Union Catholic High School faculty member Dr. Marla James has published Documented Learning: Process over Product in the Age of AI, a book that gives K-12 and higher education teachers a practical way to embrace artificial intelligence while keeping authentic student learning visible. The book arrives as AI tools can instantly generate essays, solve math problems, and complete assignments, forcing schools to rethink how they assess what students actually know and can do.
James, who was named the 2024 Co-Non-Public School Teacher of the Year by the New Jersey Council for American Private Education, spent years researching the question that drives the book: "How do we know what students are actually learning when AI can generate essays and complete other student assignments in seconds?" Her answer is a framework she calls documented learning. The book is part of a broader conversation about AI for Education that is reshaping classrooms across the country.
Shifting from product to process
Rather than policing AI use, James argues that schools should make the learning journey visible. "Documented learning is the intentional practice of making learning visible," she said. "Instead of submitting only a finished product, students document the journey. This can include how they brainstormed, conducted research, evaluated evidence, collaborated with AI, questioned AI output, made revisions, and reflected on their decisions."
James became frustrated with the rush toward AI detection tools. "I also encountered too many proposed solutions that focused almost entirely on catching students using AI instead of redesigning learning for a world where AI already exists," she said. "That felt backwards." She does not support plagiarism detectors, calling them fallible and damaging to teacher-student trust. Instead, she recommends requiring students to submit research logs, revision histories, AI-use logs, reflection journals, annotated AI conversations, video explanations, and oral presentations alongside final work.
Practical documentation strategies
The book details several strategies that capture student thinking while it happens. AI-use logs, reflection journals, annotated drafts, and video portfolios all make the reasoning behind a final product transparent. "Reflection journals encourage metacognition," James said. "Students need to be taught how to think about their learning and knowledge acquisition.
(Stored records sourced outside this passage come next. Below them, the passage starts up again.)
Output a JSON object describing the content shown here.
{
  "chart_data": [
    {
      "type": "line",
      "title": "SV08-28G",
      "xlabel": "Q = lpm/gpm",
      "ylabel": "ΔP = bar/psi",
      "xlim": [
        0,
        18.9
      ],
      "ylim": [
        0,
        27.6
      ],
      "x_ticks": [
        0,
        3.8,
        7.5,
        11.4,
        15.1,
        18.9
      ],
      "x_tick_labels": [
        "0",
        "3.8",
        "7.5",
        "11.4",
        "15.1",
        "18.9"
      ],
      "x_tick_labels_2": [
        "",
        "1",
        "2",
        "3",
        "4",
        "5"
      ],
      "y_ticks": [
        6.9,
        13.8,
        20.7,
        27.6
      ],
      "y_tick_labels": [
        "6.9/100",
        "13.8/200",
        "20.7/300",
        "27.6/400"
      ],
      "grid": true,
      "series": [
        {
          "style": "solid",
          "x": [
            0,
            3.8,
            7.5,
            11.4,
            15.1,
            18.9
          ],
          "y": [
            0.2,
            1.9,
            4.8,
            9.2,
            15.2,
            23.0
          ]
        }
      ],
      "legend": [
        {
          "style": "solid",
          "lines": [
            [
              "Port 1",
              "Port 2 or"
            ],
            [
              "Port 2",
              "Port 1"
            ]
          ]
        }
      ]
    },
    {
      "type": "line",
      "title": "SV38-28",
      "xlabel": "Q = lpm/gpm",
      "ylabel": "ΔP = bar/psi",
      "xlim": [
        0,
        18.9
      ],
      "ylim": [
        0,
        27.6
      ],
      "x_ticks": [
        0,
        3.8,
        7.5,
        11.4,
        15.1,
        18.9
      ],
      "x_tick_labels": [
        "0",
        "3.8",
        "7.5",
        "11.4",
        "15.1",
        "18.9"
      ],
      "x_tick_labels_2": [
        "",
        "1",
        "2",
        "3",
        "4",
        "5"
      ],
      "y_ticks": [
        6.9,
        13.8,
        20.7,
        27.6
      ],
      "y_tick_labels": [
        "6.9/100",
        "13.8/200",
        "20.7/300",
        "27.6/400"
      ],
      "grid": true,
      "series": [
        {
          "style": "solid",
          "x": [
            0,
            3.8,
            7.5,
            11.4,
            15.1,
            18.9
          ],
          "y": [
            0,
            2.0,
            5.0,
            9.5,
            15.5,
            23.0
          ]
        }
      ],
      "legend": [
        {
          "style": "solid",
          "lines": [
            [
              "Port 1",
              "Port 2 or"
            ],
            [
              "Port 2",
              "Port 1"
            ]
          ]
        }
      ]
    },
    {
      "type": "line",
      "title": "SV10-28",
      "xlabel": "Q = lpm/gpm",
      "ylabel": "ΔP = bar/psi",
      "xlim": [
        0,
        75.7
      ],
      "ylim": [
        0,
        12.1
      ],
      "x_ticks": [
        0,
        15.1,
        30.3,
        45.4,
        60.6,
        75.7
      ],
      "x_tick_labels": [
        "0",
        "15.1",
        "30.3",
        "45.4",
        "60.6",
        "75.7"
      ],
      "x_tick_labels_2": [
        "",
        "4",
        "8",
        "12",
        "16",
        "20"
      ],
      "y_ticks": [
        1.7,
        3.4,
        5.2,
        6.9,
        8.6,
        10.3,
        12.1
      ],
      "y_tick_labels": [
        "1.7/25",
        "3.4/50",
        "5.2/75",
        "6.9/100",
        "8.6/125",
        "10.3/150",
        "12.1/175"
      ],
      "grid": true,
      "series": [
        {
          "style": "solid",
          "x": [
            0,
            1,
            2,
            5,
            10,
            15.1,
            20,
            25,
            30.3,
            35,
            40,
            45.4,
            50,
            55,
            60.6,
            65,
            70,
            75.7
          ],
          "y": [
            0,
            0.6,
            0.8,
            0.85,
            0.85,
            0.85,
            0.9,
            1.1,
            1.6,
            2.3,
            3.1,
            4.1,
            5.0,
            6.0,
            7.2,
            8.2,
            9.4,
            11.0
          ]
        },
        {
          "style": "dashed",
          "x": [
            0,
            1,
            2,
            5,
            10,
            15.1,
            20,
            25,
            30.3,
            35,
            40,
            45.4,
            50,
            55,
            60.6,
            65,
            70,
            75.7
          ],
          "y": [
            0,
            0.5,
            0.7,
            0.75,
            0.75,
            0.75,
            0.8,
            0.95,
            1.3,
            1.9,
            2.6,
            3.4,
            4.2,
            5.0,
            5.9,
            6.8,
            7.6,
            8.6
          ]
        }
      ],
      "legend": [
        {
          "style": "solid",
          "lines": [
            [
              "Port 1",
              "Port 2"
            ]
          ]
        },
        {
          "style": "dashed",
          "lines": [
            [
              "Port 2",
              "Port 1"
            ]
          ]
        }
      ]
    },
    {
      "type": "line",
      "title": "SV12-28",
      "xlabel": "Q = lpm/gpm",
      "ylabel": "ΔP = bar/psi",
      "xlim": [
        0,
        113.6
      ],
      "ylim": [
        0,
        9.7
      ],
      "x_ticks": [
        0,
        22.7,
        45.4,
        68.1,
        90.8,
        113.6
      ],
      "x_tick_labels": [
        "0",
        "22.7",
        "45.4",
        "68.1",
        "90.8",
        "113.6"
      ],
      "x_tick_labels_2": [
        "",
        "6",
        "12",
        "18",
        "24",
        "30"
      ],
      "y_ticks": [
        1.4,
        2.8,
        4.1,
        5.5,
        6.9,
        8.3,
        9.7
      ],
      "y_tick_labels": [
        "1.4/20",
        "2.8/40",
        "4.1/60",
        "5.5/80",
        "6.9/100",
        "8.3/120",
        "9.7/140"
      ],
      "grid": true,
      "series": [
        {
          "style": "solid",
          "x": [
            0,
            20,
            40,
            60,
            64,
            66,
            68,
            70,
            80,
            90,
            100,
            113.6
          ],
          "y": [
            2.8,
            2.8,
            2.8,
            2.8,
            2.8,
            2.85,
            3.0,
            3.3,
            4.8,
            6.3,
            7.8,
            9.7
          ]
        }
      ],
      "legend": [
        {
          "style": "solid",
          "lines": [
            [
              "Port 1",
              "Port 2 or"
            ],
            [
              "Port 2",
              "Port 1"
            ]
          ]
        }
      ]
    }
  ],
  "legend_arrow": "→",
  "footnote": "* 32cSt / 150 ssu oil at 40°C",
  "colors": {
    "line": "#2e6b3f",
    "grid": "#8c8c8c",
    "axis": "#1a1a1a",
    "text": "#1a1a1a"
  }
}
Video portfolios give students the opportunity to explain ideas and how they arrived at them in their own voices."
These artifacts shift the teacher's role from detective to guide. James said the goal is not to prove a student didn't use AI, but "to understand how they used it, where they challenged it, where they improved upon it, and ultimately what they learned."
Starting small and building AI literacy
For educators overwhelmed by the pace of AI development, James offered a simple starting point. "Start small," she said. "You don't need to redesign your entire curriculum. Choose one assignment and ask students to submit one additional artifact that reveals their thinking." That artifact could be a reflection, a planning document, a revision log, or an annotated draft.
James believes that AI literacy will become essential, but only when paired with critical thinking, ethical decision-making, creativity, communication, adaptability, and information literacy. "The future lies with individuals who have the capacity to work with AI without being overly reliant on it," she said. Schools can build these skills by giving students real-world problems, requiring rationales for solutions, encouraging productive AI collaboration, and incorporating regular reflective exercises.
Her work at Union Catholic, where she contributed to the school's Responsible AI in Learning initiative that earned a RAIL Endorsement from the Middle States Association, informed many of the strategies in the book.
Why this matters for educators
James's framework offers a direct response to the anxiety many teachers feel about AI. Instead of fighting the technology, she asks teachers to redesign assignments so that the thinking process cannot be hidden. One concrete step is to adopt a documented learning approach in a single unit this semester, requiring students to submit a reflection or revision log alongside the final product. For teachers ready to build their own AI skills, the AI Learning Path for Teachers provides structured guidance on integrating AI ethically and effectively into classroom practice.
"AI has transformed what our students can do, but it has not altered what learning is," James said. "By exposing the process of learning, we do more than defend academic honesty; we foster curiosity, perseverance, reflection, and comprehension."